ベイトソンに試される306 -『精神の生態学へ』第3篇 関係性の形式と病理6 「統合失調症の理論に要求される最低限のこと」1959-
部分と全体とがメタリレーショナルな階層性をなして積みあがっていく宇宙とは、一体どんな宇宙なのか。未だほとんど探求の手が届いていない、その複雑な宇宙の様相の一部を、1つのたいへん粗っぽい比喩によって示唆することをお許し願いたい。1台のトラックが何台ものトレーラーを後ろにつけたままバックする場面を考えてみる。このシステムは、トレーラーが1台増えると運転手が制御できる範囲は大幅に減少する点、そして、各分節間で符号の逆転が起こる点で、われわれの階層宇宙と似ている。システムが道路と平行になっている状態で、すぐ後ろのトレーラーを右に寄せるには、トラックの前輪を左に傾けなくてはならない。そうすると、トラックの後部が左方向に振れ、それに引っ張られてすぐ後ろのトレーラーの前部が左へ動き、その後部が右へ振れるわけである。

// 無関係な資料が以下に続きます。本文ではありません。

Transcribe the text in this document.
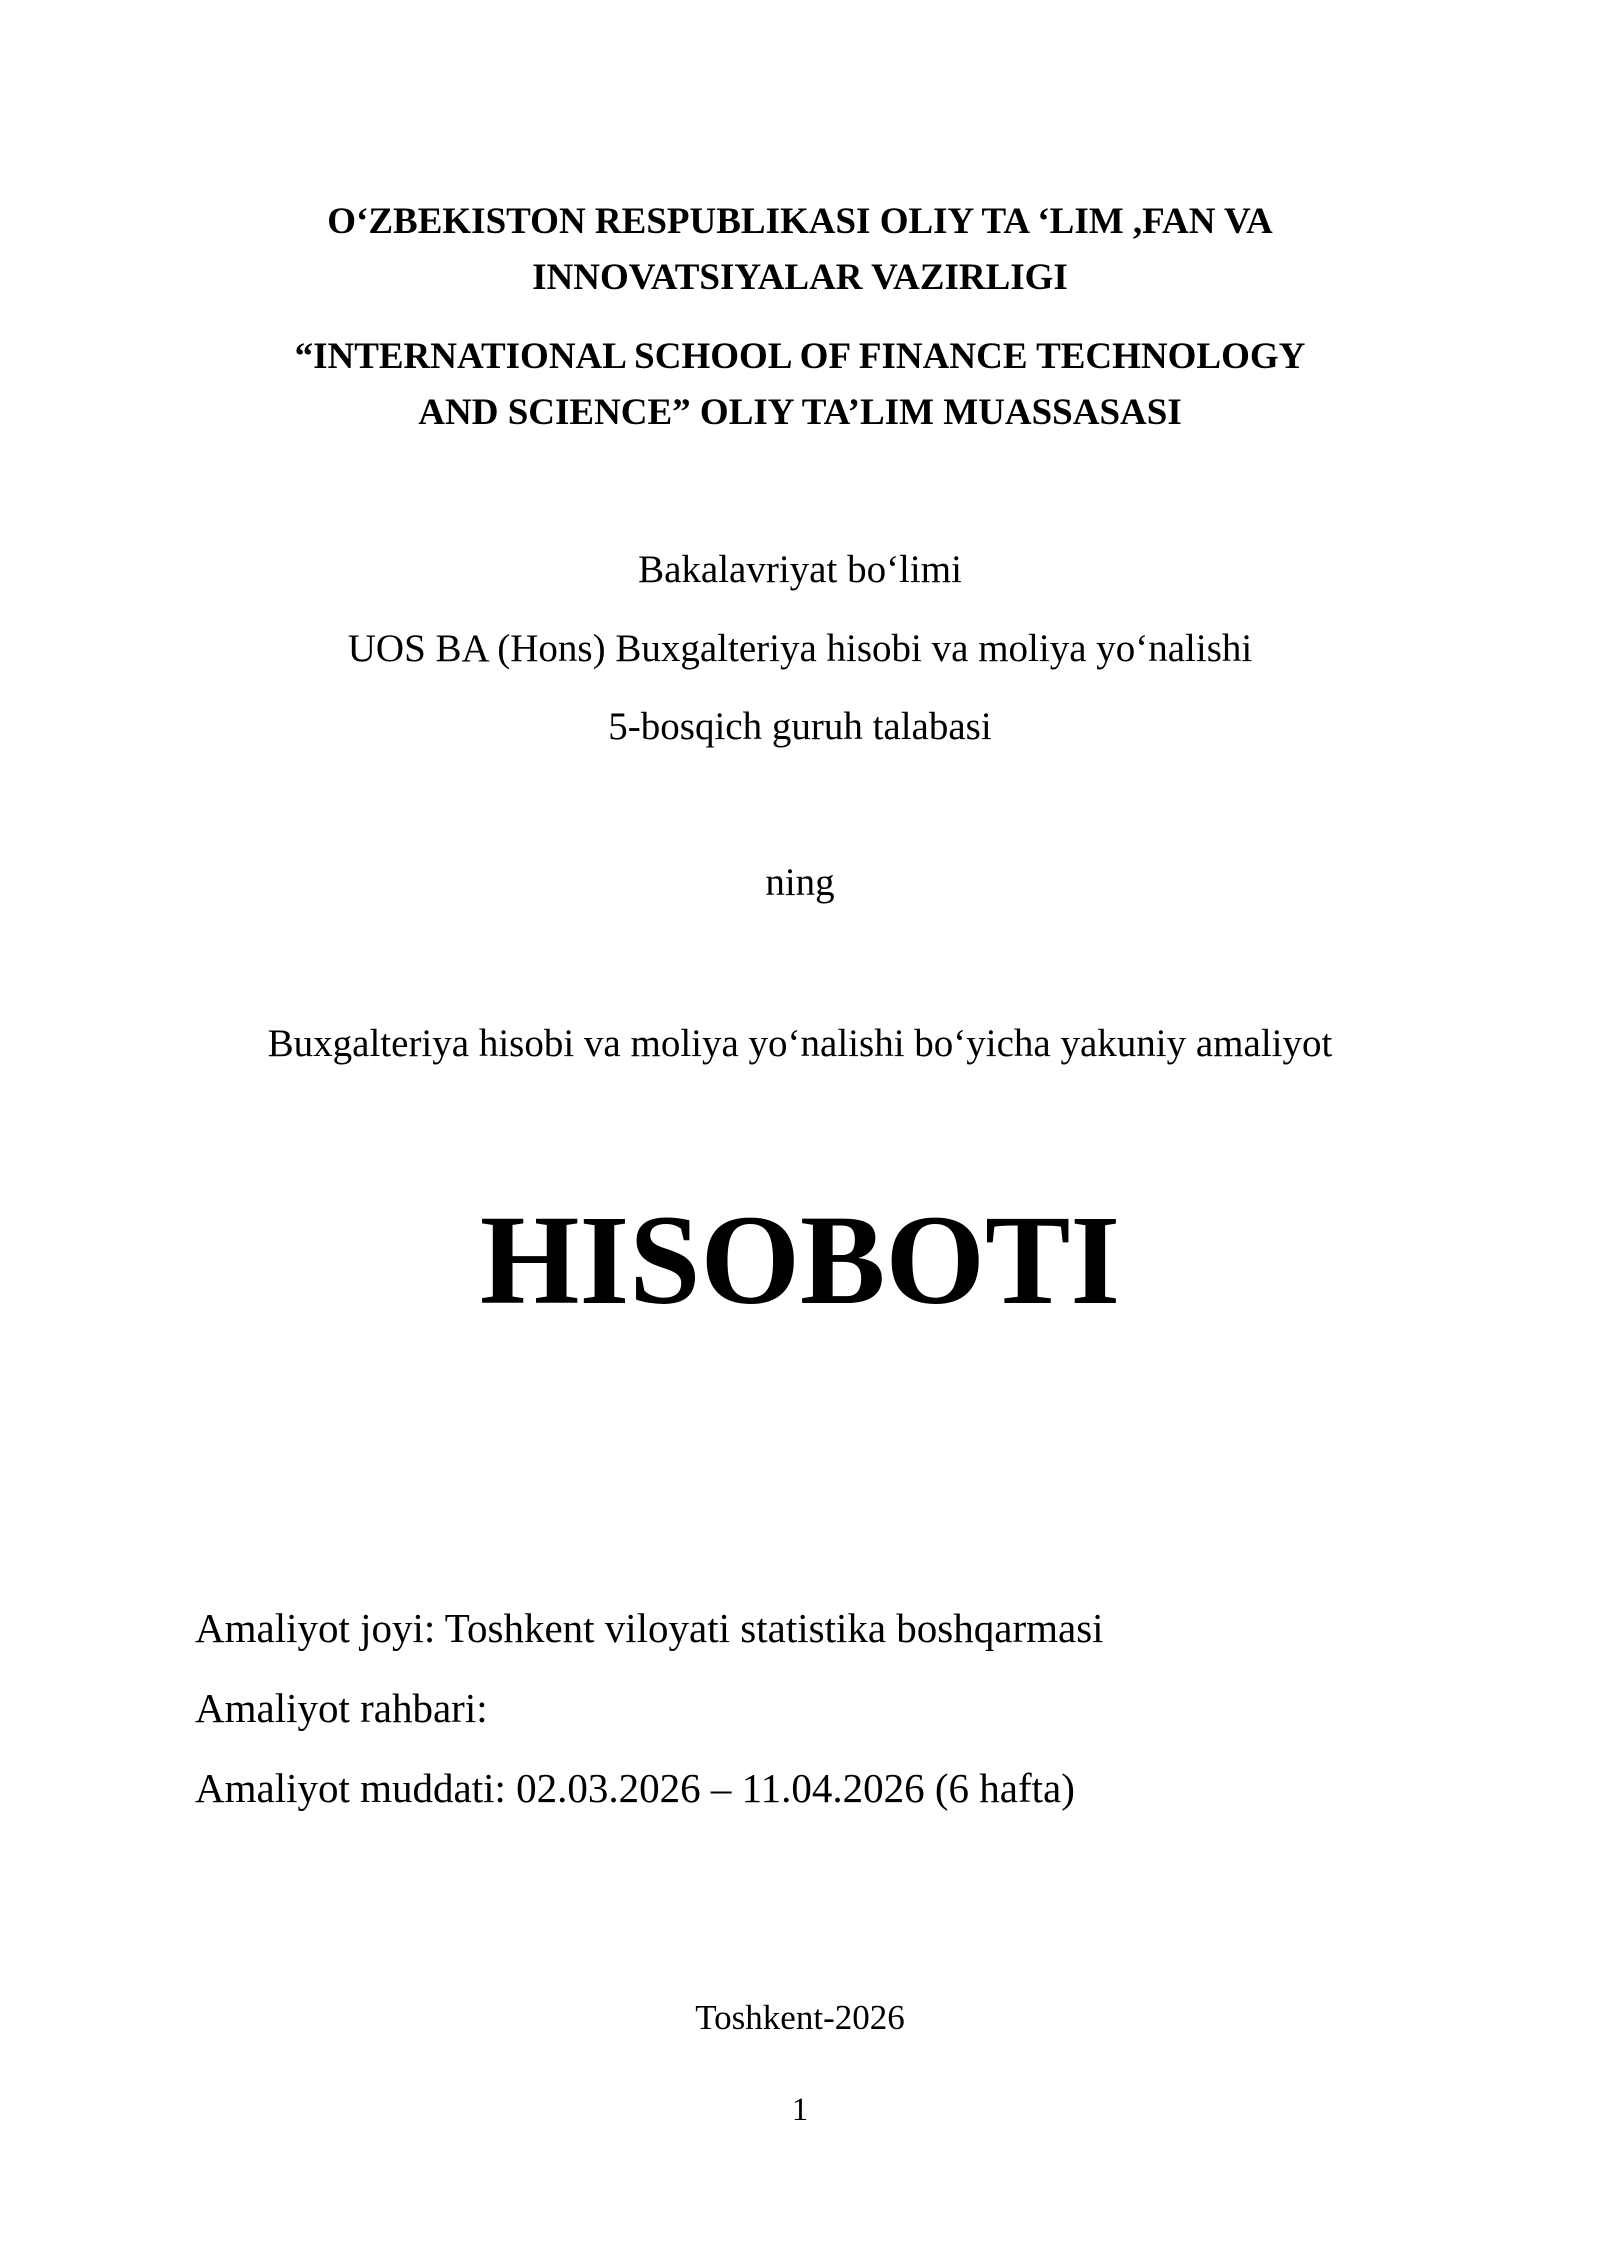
O‘ZBEKISTON RESPUBLIKASI OLIY TA ‘LIM ,FAN VA
INNOVATSIYALAR VAZIRLIGI
“INTERNATIONAL SCHOOL OF FINANCE TECHNOLOGY
AND SCIENCE” OLIY TA’LIM MUASSASASI
Bakalavriyat bo‘limi
UOS BA (Hons) Buxgalteriya hisobi va moliya yo‘nalishi
5-bosqich guruh talabasi
ning
Buxgalteriya hisobi va moliya yo‘nalishi bo‘yicha yakuniy amaliyot
HISOBOTI
Amaliyot joyi: Toshkent viloyati statistika boshqarmasi
Amaliyot rahbari:
Amaliyot muddati: 02.03.2026 – 11.04.2026 (6 hafta)
Toshkent-2026
1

この作業を実際にやったことのある方なら、制御不能の状態がどれほど簡単にやってくるか、身にしみて知っておられるはずだ。トレーラー1台をつけてバックするだけでも、コントロールが効くのは、トラックとトレーラーがほぼ一線に近い状態で並んでいる場合に限られる。両者の間に少しずつ角度をつけていくと、それ以上曲げたらその先はコントロール不能になる臨界の角度が現れる。そこに達してなお、無理やり制御しようとすると、2台の間がジャックナイフのように折れ曲がってしまう。トレーラーが2台になれば、(臨界角は180度に近く)、制御可能な角度の範囲は大幅に減少し、実質コントロール不能になる。

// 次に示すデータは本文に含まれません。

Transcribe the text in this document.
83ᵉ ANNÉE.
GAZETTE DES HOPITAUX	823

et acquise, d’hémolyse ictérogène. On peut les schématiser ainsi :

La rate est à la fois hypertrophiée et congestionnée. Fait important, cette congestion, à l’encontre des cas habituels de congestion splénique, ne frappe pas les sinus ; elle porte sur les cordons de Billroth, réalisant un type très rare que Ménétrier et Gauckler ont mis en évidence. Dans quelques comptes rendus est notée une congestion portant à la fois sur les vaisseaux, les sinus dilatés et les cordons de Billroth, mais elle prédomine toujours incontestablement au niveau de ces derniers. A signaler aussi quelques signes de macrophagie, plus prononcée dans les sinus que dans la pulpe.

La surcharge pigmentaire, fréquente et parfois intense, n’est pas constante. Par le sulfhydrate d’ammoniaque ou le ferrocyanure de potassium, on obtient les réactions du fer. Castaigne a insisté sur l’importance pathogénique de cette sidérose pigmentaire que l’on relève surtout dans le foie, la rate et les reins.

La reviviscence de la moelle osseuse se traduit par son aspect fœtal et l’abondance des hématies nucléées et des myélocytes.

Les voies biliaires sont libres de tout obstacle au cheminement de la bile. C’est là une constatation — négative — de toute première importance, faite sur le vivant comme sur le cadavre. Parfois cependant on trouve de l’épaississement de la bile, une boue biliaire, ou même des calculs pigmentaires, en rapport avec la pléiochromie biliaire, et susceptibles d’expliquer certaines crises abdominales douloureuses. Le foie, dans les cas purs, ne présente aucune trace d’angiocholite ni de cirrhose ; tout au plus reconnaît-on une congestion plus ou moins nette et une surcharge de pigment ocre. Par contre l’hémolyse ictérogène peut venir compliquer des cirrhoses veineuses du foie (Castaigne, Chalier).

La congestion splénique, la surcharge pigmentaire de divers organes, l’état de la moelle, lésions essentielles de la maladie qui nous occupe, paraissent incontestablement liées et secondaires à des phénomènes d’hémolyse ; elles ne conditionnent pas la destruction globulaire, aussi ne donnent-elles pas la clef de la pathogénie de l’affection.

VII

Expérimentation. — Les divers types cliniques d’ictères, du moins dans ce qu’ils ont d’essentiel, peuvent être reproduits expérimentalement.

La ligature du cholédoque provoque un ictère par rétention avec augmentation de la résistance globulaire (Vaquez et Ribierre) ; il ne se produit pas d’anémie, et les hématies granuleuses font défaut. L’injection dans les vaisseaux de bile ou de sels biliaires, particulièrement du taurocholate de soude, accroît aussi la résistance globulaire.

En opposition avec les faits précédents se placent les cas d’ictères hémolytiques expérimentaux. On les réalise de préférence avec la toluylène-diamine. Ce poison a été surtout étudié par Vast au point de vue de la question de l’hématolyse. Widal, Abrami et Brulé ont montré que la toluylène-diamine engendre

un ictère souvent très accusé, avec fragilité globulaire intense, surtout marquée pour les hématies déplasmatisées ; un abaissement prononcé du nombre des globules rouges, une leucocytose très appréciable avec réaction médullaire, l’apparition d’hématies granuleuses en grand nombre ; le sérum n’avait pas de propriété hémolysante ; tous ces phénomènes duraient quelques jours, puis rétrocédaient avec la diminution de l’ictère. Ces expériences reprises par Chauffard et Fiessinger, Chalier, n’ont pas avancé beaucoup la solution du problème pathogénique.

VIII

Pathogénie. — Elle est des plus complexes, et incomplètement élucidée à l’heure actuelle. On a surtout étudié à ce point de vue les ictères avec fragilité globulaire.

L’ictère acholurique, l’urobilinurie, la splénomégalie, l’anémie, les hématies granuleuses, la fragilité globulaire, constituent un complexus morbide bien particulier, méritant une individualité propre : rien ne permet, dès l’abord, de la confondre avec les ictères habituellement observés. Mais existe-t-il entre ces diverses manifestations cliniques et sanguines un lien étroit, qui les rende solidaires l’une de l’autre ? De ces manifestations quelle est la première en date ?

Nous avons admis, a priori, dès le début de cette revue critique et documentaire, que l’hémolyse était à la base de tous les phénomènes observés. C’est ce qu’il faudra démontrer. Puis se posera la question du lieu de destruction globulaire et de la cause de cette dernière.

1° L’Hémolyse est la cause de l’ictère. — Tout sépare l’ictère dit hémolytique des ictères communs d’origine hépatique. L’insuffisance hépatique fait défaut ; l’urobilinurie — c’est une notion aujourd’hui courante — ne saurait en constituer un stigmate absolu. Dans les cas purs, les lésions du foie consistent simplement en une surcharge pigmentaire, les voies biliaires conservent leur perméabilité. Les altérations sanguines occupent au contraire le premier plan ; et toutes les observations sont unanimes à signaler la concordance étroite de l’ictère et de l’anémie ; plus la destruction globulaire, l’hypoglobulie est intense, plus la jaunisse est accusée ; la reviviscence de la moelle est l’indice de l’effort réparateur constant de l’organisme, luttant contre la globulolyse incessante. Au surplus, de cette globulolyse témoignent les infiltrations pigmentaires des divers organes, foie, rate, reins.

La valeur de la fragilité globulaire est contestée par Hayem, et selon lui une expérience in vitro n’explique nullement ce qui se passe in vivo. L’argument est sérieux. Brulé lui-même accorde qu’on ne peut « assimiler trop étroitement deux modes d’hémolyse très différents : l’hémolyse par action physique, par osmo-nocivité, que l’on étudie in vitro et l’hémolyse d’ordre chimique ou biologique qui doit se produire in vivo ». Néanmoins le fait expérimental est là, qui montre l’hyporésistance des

われわれが見据えようとしている世界の複雑さは、これ以上だ。そこでは無数の存在が、1本の連鎖ではなく、網の目状に結び合っており、それぞれが今述べたトレーラー間の関係に似た関係でつながっている。しかもこちらでは、それぞれの存在が自前のエネルギー源をもち、加えて、別々の方向へ進みたがることもある。
こんな世界にあって制御の問題はもはや科学の手を離れるしかない。むしろそれは芸術(アート)の問題に属するのかもしれない。意識による制御が困難で、結果の見通しが立たない状況は、科学より芸術に任せるべきだという理由ばかりからではない。失敗の結果が「醜い」ものになる点も、芸術に似ている。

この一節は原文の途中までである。